Equifax has one of the shadiest timelines of this group, and competition was stiff here!! After failing to patch a known vulnerability in March 2017 in widely used open source software Apache Struts, the data of 143 million US customers was potentially exposed in May 2017. Then on July 29th, days after the breach was discovered, executives sold off nearly $1.8M worth of Equifax shares. Hmm….this looks bad, but maybe there’s something we don’t know here. (Read: there’s not. It’s bad.)

Ticketmaster: Pretend it’s not happening

Ticketmaster was alerted to a possible breach in April of 2018, but decided to do its best impression of an ostrich and just pretend it wasn’t happening until it received apparently irrefutable (or un-buryable) evidence on June 23rd. Online bank Monzo released a statement shortly afterward saying it spotted the breach in April, but Ticketmaster said nah after an internal investigation revealed no evidence of any such breach.

I’m confused. Are we just letting companies investigate themselves now? This is not how any of this should work. Anywho….

Facebook: Deny deny deny

Facebook didn’t suffer a breach. Instead, it voluntarily gave away a treasure trove of user data and then informed us that we had all agreed to it in the terms and conditions. Whoops – we should have read those, but they’re just so boring, and no one can recall seeing a line item that said “we will give away all your data, suckers, and there’s nothing you can do about it LOL.” I think I would have remembered that…..

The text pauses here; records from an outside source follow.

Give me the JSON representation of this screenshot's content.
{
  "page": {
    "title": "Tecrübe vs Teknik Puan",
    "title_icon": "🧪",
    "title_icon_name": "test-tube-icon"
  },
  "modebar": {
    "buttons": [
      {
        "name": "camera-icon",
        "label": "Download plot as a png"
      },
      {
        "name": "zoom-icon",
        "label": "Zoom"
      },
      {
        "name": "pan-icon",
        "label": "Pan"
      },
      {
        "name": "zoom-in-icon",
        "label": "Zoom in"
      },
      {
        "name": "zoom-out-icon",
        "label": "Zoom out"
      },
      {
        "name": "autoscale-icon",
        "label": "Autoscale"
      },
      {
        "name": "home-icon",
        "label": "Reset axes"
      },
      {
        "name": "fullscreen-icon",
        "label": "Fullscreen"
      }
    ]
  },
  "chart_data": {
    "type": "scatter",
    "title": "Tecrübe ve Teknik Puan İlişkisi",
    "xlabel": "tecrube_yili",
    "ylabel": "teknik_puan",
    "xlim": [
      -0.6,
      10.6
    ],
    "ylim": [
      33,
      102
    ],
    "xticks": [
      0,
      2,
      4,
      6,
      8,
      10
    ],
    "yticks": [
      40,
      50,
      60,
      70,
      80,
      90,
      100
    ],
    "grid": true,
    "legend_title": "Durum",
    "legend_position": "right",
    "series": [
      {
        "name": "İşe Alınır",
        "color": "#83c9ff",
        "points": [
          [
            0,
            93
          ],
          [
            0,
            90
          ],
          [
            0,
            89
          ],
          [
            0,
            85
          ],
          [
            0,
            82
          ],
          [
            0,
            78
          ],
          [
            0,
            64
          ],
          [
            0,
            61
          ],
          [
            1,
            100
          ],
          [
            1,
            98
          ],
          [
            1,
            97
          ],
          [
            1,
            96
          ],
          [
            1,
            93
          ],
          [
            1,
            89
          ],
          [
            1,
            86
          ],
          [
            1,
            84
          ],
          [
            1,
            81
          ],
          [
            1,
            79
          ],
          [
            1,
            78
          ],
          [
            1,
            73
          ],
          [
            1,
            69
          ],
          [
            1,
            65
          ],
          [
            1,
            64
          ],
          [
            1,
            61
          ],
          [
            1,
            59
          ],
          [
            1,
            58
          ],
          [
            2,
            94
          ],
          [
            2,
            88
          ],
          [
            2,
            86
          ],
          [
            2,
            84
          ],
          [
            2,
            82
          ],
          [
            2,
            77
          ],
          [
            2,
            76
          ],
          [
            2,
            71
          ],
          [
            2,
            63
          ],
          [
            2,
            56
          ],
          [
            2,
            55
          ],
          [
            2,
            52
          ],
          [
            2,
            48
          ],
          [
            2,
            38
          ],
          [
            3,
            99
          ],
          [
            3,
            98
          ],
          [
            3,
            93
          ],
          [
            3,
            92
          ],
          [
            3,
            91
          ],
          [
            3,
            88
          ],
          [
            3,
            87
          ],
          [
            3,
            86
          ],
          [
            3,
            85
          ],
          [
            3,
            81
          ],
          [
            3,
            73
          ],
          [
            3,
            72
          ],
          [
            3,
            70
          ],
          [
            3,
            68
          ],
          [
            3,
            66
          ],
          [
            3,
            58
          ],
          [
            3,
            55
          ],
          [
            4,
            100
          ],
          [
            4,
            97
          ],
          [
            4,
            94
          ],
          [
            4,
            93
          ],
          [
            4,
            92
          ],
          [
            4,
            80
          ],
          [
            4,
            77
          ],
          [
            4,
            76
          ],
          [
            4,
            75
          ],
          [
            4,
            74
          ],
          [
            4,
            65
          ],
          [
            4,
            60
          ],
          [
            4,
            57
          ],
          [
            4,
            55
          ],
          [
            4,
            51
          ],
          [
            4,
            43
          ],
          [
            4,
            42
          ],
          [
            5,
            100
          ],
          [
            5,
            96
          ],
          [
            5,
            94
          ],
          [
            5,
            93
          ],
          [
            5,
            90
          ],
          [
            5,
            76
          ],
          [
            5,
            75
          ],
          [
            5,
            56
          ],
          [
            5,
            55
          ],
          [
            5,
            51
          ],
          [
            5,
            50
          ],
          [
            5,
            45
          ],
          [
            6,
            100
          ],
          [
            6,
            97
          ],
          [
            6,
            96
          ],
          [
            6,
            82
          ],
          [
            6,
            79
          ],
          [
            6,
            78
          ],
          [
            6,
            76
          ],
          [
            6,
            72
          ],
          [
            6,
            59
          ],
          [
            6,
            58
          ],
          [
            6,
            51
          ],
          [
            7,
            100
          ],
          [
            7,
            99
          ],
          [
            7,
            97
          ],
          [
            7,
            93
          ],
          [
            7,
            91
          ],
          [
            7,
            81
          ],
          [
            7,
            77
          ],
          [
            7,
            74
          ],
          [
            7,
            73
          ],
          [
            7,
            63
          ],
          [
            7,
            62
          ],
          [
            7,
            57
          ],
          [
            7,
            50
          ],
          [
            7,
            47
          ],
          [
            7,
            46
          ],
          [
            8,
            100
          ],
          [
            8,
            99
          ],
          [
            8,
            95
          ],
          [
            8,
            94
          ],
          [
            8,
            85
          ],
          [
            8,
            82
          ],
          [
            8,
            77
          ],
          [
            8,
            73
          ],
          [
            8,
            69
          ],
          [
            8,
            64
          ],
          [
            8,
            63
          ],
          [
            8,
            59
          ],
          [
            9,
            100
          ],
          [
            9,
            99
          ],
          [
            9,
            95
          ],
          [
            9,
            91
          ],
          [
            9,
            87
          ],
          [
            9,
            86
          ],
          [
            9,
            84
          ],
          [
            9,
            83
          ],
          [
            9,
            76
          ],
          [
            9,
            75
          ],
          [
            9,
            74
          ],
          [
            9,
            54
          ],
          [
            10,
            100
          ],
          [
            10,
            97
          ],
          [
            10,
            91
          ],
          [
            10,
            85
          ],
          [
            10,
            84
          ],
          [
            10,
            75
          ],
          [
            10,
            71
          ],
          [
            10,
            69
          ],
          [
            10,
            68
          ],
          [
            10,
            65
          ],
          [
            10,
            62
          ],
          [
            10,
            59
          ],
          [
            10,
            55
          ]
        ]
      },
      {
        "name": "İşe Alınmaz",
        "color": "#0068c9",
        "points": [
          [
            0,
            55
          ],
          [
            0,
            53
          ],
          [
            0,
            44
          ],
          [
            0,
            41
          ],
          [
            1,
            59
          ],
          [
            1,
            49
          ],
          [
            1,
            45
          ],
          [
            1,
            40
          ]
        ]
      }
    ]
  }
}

To its credit, Facebook did admit that its data had been “improperly shared,” but didn’t go so far as to call it a breach. They didn’t go so far as to call us suckers either, but that doesn’t mean it isn’t true.

Exactis: Leave us all in suspense as if our data’s safety was a plot point in a Mission Impossible movie

None of this is entertaining, you guys. Apparently there is a “database with pretty much every US citizen in it” floating around the internet, according to security experts. That seems pretty bad.

But even worse, the company associated with the breach has stayed silent for days, which is deeply bumming out 230 million of us who would kindly like to know if our personal information is available online.

The bottom line

Data breaches are inevitable. Attackers are targeting companies on a daily basis. But ignoring the fact that a data breach has occurred, failing to patch a known vulnerability, putting the onus of dealing with a breach on users, and – most obviously of all – selling off your stock when you have insider information of a breach doesn’t help anyone. Companies need to be honest when they think a breach has occurred, or they risk losing their customers’ trust. And as our data multiplied exponentially, trust is becoming scarce.